At times, the narrative is not written in a persuasively male voice, but that flaw is not often noticeable. Most of the time the voice is appropriately gruff while elegantly expressing the regrets that Maurice admits to himself when drunkenness encourages insight. In its best moments, when Maurice’s monologue addresses his failure to open himself to his son, when he recalls awkward moments and details his failings, the story perfectly captures his masculine heartache, his inability to express his the warmth he feels. The novel is so rich in the layers of personality that define Maurice, and is told with such conviction, that it is difficult to believe this is Anne Griffin’s debut novel.

RECOMMENDED

Monday
Apr032017

Himself by Jess Kidd

First published in Great Britain in 2016; published by Atria Books on March 14, 2017

I’m a sucker for novels by Irish writers who populate small Irish villages with eccentric residents. Himself is sort of a murder mystery, but Jess Kidd’s delightful prose and quirky characters, some of whom are dead, set it apart. The plot is engaging but almost beside the point.

The dead take particular note of Mahoney, who as a baby was saved from death by a forest that hid him from his murderous father. That was in Mulderrig, a place Mahoney doesn’t recall, but to which he returns 26 years later, prompted by a letter that was held by the orphanage that raised him, to be passed on to Mahoney after he was grown.

Mahoney’s mother was Orla Sweeney, a name that is still well known in Mulderrig. She might have been a witch, or perhaps was merely mistaken for one. Orla was unjustly regarded as wicked because she passed messages from the dead to the living, and the people of Mulderrig didn’t appreciate the news that the departed revealed. The reader meets Orla in flashbacks.

In the present, Mahoney meets a priest whose face can’t be trusted; a woman who produces plays for the church that the priest considers to be scandalous; a lecherous old man who has his sights set on a widow; the widow he chases, who is anxious for Mahoney to leave the village; a couple of women who are anxious for the handsome Mahoney to stay; a gossipy cat lady; the village police officer; and a variety of ghosts.

Mahoney (like many in the village) assumes that someone did away with his mother. The plot centers on the efforts of Mahoney, assisted by the play producer and opposed by nearly everyone else, as he tries to uncover the truth about Orla’s disappearance. Even a little dead girl warns him away from his quest.

Ireland is a land of folklore, a fact that Irish fiction often reflects. I always like the ghosts in Irish novels. Unlike American ghosts, they tend to be foul-mouthed, gossipy, and quite funny. There are plenty of ghosts in Himself, including a priest who haunts a commode, but most of them are silent. They confine themselves to shaking their heads or drawing their fingers across their throats when they want to communicate. Other supernatural elements include signs and portents for characters to interpret or misinterpret and quarrel about.

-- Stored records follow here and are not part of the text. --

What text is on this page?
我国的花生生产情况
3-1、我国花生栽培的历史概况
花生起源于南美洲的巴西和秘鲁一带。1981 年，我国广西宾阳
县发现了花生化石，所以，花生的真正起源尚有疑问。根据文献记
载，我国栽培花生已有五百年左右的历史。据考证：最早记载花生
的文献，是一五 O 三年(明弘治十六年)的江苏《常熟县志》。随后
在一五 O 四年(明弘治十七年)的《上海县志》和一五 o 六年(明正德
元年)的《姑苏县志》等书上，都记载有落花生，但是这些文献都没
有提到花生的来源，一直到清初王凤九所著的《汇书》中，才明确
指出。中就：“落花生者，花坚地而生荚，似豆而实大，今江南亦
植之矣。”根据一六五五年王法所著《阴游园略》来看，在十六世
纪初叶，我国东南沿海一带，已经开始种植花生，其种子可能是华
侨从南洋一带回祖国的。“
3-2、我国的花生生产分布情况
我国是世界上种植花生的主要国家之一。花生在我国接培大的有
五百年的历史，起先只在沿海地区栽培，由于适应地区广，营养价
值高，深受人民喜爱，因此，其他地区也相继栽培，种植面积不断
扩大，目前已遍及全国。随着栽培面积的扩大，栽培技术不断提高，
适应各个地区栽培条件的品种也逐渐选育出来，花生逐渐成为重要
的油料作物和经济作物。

Like many modern Irish tales, Himself shines a light on the condition of Ireland, which a scholarly character describes as “a dying civilization, romantic Ireland, the ancient and untarnished imagination of the pure and noble peasant making sense of the harshness and beauty of their life and the landscape.” There is, as that description suggests, a serious undercurrent to Himself, enough to give the novel literary heft, but it doesn’t detract from the novel’s reliance of several forms of humor, including slapstick, farce, burlesque, satire, and parody. The humor is gentle rather than mordant, light rather than dark (despite some gruesome murders).

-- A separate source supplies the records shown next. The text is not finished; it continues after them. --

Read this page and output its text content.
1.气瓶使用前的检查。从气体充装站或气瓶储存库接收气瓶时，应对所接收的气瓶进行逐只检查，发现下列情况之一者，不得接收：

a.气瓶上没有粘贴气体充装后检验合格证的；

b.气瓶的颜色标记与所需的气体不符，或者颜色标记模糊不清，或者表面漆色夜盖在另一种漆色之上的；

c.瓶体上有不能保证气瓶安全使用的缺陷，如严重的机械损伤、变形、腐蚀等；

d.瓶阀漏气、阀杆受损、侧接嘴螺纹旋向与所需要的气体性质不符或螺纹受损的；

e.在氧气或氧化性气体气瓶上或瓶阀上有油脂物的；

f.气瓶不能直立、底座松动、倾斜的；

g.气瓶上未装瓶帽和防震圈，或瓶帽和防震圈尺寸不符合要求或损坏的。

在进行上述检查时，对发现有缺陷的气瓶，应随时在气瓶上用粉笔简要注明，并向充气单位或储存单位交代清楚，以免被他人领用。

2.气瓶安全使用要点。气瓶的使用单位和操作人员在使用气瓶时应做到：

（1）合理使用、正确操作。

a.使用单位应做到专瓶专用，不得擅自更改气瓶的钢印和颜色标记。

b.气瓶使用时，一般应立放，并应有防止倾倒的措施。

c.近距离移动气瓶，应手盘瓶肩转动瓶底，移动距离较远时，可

Himself isn’t really a murder mystery, given that the reader learns at least some of the truth long before Mahoney. But the village is good at keeping secrets from outsiders even as they gossip among themselves. Some things they would rather not to discuss at all, preferring to let the dead rest — which they aren’t about to do after Mahoney’s return stirs them to recall fragments of the lives they once had. While it’s not a mystery, Himself is a tale of good versus evil, of the few village residents who want to expose the truth versus those who have a motive to hide it. But most of all, regardless of its higher ambitions, this imaginative novel is tremendously entertaining.